The PinGame Journal is a publication serving the pinball hobby community. It reports on the manufacture of new games, industry and hobby events, as well as ways to fix and refurbish both current and classic pinball machines.

In early 1991 the primary publication for the pinball hobby was the Pinball Trader Newsletter. Its publisher, Dennis Dodel of St. Louis, Missouri, indicated to his subscribers that after five years of publication, he was ready to stop. One subscriber and contributor, Jim Schelberg from the Detroit, Michigan area, offered to help. As the discussion progressed, Dodel received an offer he accepted from subscribers Jack Simonton and Karl May of California to purchase the Trader outright.

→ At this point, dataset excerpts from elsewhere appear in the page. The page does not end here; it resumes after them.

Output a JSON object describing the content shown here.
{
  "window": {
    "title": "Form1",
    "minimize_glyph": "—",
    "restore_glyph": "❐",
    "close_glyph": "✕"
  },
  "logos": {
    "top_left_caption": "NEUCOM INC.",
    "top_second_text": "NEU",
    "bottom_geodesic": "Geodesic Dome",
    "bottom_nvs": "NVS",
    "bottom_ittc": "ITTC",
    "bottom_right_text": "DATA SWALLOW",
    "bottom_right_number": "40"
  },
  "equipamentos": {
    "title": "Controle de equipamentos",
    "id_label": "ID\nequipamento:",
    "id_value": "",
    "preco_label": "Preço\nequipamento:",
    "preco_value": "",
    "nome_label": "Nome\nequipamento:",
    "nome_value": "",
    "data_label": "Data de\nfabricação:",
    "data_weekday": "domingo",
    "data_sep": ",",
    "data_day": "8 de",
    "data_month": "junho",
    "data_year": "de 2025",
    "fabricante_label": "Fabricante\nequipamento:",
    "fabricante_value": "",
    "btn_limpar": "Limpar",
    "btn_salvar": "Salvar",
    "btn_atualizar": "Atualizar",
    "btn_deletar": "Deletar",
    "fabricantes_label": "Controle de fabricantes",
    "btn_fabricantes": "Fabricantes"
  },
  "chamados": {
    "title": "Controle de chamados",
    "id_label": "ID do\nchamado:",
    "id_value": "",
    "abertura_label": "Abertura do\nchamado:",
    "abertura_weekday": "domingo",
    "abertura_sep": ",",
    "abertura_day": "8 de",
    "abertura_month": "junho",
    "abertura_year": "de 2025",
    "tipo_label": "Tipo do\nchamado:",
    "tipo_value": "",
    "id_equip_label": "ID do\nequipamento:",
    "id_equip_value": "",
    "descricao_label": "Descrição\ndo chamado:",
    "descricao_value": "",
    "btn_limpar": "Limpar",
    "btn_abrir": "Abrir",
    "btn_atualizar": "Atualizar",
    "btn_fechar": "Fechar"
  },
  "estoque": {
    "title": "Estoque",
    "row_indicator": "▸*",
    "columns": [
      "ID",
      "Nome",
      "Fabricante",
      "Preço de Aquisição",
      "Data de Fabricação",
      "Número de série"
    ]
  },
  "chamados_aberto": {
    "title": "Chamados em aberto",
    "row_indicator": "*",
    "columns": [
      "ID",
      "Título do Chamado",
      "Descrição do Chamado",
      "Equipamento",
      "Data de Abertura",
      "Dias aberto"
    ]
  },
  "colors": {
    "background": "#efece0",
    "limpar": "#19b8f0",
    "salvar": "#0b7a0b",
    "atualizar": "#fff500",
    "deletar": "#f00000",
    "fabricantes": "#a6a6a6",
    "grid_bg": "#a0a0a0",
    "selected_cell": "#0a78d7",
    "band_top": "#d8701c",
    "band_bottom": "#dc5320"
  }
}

Already "geared up" Schelberg was considering what to do with his newly developed interest when Dodel suggested he "start a magazine yourself!" The first issue of the PinGame Journal was published in May, 1991, and was distributed to 85 subscribers who paid the subscription rate on faith. As a hobby magazine, the "casually monthly" publication schedule has produced an average of eight issues annually and has been in continuous publication to this day with a current subscription base of over 1300 pinball enthusiasts world wide.

This full color, 8.5 x 11 inch format publication is usually 32 pages in length. Its focus, often in great detail, is on all aspects of pinball manufacturing, playing, collecting and restoration.

The PinGame Journal exists to promote pinball as the unique, historic, mechanical action amusement device it is.